Working primarily on canvas and linen, colour dictates every brushstroke in the energetic oil paintings of West Australian artist, Waldemar Kolbusz.

A splash of blue here, a neon jag there, it is as though he is some sort of magician, conjuring mystical hues from painters past to produce works that speak freely to modern audiences. In his employment of light, shape and texture, Kolbusz breathes vitality and freshness into each colourful creation, it’s thread of coherency evolving from viewer to viewer.

Inspired by the works of Rothko, Klein and Motherwell, Kolbusz’s paintings are in part an hommage to the abstract expressionist movement these artists helped champion. As with his predicessors, Kolbusz disregards accepted conventions in both technique and subject matter, focusing instead on super-sized reflections of the inner psyche.

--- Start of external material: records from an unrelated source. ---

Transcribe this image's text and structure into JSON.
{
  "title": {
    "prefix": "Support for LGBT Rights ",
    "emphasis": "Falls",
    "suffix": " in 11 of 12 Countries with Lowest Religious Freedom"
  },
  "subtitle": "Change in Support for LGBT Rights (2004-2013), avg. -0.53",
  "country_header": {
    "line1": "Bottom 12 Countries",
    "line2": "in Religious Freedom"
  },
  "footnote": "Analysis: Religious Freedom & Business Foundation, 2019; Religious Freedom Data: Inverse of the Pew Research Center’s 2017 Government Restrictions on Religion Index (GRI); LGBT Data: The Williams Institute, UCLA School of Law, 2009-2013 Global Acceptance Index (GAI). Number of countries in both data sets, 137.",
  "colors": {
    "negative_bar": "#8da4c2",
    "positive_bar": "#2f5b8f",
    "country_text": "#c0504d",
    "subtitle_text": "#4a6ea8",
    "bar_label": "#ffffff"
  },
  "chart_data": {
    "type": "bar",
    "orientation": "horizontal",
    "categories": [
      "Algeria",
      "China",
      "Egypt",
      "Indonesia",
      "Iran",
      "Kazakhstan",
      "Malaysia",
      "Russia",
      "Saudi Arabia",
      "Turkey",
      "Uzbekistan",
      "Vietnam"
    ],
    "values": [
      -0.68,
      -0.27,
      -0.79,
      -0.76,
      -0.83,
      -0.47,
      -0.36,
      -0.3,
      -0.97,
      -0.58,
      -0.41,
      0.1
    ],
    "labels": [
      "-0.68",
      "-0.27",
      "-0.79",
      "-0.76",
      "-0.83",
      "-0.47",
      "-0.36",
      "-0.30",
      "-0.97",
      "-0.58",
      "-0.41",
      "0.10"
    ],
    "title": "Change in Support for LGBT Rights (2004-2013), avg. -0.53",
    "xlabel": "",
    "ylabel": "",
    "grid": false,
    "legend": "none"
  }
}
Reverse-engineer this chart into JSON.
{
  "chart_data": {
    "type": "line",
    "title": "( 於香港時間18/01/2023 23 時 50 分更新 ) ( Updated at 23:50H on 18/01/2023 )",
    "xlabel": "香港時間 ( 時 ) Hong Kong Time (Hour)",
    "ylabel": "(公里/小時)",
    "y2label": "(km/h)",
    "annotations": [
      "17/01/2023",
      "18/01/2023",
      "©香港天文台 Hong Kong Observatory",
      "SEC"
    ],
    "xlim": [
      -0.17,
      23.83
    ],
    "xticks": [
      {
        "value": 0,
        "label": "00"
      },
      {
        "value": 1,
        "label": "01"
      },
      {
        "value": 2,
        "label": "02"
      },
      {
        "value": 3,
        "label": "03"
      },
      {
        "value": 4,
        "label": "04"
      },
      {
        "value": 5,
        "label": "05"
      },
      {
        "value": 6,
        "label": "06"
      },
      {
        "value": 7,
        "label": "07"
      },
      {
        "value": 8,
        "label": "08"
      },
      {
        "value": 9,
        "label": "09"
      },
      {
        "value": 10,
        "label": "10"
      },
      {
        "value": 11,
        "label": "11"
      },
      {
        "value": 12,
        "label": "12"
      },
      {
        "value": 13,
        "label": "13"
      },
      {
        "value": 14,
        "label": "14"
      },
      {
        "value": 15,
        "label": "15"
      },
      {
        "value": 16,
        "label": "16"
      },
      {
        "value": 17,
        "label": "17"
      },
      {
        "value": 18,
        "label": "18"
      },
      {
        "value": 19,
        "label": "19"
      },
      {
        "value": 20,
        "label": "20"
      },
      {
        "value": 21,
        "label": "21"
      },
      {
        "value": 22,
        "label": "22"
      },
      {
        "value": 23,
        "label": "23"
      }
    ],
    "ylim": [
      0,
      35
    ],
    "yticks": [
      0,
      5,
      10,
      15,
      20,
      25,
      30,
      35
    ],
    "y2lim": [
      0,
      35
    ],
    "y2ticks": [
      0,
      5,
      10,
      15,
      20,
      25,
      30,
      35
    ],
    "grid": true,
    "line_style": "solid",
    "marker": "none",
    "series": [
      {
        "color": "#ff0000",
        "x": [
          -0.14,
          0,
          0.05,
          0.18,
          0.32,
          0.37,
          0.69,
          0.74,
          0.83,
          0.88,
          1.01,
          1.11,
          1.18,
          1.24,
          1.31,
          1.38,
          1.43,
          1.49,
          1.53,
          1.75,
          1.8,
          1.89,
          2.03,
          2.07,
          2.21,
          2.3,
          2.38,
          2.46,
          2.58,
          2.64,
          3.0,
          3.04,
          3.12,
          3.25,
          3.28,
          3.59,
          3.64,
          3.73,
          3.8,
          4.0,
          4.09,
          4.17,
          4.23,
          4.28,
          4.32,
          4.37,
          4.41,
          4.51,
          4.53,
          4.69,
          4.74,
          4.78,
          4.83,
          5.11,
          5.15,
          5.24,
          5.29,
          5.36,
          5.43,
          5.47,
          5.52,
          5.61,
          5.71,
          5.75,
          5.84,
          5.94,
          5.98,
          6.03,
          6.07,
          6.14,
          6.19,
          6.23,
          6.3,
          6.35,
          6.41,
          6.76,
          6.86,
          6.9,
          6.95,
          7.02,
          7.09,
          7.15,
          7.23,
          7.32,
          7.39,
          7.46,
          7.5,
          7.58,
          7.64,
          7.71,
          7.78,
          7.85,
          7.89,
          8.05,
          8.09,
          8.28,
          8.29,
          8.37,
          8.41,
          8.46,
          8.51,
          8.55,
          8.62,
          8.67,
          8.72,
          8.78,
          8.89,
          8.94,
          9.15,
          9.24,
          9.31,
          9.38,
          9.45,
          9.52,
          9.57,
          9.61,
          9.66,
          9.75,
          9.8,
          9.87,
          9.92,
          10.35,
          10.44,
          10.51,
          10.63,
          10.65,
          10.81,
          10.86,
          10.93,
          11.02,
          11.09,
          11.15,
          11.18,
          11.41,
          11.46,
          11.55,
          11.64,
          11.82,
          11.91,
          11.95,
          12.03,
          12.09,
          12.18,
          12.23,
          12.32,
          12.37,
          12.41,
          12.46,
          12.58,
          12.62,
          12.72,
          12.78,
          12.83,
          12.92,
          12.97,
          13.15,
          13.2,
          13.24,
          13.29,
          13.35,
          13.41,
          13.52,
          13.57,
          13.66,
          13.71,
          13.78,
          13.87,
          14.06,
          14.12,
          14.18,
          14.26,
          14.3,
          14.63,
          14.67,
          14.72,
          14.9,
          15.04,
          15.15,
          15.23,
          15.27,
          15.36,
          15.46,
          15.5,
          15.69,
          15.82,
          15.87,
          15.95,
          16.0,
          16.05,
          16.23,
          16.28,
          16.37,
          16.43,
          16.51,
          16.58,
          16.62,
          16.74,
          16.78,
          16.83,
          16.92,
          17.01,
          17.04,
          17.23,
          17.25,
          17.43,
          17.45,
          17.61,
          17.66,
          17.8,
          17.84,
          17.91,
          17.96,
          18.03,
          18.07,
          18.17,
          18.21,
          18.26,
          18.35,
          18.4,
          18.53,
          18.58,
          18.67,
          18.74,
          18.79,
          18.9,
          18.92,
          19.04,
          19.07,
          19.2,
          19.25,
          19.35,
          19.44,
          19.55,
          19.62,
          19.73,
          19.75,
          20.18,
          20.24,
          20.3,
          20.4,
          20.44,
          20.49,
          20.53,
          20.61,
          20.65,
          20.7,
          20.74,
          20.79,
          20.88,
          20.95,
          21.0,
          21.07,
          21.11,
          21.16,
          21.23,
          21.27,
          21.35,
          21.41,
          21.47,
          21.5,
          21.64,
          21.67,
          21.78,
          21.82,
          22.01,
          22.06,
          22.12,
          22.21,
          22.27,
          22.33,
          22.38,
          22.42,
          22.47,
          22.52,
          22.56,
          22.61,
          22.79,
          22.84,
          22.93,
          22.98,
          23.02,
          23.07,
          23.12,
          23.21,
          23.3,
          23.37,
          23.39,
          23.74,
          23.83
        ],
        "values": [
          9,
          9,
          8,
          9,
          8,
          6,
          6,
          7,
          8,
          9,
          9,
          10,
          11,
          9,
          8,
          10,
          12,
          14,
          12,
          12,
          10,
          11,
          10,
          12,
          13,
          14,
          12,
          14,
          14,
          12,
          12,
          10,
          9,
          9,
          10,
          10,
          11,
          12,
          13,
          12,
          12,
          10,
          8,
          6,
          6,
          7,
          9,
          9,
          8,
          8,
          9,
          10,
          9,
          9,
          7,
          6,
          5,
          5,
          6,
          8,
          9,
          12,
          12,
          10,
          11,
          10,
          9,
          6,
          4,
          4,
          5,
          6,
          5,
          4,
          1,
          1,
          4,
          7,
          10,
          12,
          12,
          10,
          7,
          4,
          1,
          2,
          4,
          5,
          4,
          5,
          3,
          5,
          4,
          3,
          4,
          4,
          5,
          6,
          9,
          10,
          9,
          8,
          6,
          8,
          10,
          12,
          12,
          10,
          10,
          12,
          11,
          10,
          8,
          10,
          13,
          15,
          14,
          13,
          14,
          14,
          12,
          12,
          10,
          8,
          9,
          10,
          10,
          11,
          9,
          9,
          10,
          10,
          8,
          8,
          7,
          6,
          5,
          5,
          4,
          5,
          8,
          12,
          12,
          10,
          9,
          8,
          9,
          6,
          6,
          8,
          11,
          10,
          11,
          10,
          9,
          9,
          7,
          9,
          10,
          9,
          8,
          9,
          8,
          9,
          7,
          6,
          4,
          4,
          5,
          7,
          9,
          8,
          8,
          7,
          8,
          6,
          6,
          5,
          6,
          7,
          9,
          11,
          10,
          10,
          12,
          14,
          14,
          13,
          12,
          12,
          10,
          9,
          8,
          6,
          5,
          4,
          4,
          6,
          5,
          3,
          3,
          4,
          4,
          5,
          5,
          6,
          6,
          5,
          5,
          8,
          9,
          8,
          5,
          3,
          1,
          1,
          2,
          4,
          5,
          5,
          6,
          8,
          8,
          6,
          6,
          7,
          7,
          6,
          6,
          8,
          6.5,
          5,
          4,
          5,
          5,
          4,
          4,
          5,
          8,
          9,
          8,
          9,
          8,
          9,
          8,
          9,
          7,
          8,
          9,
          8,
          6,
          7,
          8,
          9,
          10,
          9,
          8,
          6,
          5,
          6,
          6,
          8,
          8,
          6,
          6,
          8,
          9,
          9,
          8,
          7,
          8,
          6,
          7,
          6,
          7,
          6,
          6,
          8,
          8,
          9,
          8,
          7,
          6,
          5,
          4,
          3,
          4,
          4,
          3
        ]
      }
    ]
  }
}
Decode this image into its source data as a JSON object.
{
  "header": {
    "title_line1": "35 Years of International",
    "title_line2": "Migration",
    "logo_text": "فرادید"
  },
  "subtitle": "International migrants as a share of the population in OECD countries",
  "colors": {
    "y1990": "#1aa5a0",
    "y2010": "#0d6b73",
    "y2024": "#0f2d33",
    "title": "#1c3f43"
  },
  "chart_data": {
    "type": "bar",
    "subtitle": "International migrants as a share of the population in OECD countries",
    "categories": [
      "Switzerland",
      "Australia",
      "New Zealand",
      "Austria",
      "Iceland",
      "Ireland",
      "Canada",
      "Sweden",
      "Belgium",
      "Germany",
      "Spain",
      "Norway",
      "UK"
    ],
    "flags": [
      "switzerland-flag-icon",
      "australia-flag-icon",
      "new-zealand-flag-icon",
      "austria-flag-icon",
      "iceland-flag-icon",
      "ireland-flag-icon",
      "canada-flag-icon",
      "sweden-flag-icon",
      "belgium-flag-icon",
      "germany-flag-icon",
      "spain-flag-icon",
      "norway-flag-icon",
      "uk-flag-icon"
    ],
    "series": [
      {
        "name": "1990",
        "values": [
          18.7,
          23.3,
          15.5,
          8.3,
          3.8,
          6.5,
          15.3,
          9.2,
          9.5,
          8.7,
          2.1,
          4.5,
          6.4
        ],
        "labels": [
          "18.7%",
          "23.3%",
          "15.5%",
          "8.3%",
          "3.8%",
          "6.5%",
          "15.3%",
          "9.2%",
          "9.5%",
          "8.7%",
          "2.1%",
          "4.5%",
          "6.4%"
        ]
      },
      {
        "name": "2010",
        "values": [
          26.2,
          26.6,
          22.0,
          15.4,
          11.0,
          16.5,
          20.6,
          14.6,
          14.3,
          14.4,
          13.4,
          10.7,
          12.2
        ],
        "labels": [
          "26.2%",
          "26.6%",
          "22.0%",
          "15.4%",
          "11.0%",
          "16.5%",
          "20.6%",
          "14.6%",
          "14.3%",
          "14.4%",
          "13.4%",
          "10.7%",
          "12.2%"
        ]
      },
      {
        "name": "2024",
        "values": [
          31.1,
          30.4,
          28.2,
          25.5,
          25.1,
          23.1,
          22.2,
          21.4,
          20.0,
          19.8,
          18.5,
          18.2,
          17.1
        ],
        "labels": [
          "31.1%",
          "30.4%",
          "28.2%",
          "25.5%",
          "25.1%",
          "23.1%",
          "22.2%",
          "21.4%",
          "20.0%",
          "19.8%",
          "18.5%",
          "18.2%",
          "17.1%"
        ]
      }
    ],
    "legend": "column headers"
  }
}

As Kolbusz puts it, “expression and feeling over exactness and formula”. And it’s precisely this organic and honest approach that has helped catapult Kolbusz to the top of the Australian art scene.

Having launched his career back in 1999, Kolbusz has since been a regular fixture at some of the country’s most revered galleries: Greenhill Galleries (Perth), Aptos Cruz Gallery (South Australia), Gunyulgup Gallery (Margaret River), Richard Martin Art (Sydney) and Axia Modern Art (Melbourne). He’s also developed an international following on the back of exhibitions in Hong Kong, Singapore, New York and Europe. Keen to broaden his horizons, most recently Kolbusz collaborated with esteemed Australian designer Aurelio Costarella for his Mercedes-Benz Fashion Week presentation. The interactive installation centred on three giant freestanding Kolbusz canvases, the collaborative palettes created to complement the new season collection.

Highly sought after and hugely collectable, Kolbusz works feature in many notable collections both nationally and internationally. Commissioned to create a 7m piece for the foyer of Metropol Crown Casino, Melbourne, he also infamously sold two collections in their entirety to the five-star Four Seasons and Galaxy Hotels in Macau for presidential suites. Vogue Living hailed him a ‘design aficionado’, and subsequently went on to purchase a piece for the magazine’s private collection.

That’s the power of Kolbusz’s art. It’s hard to find the words to describe why you love it but somehow it manages to trigger an emotional response deep within. Maybe it’s the colour; maybe it’s the scale; or maybe, just maybe, it’s the all encompassing beauty of one of Western Australia’s most talented creatives?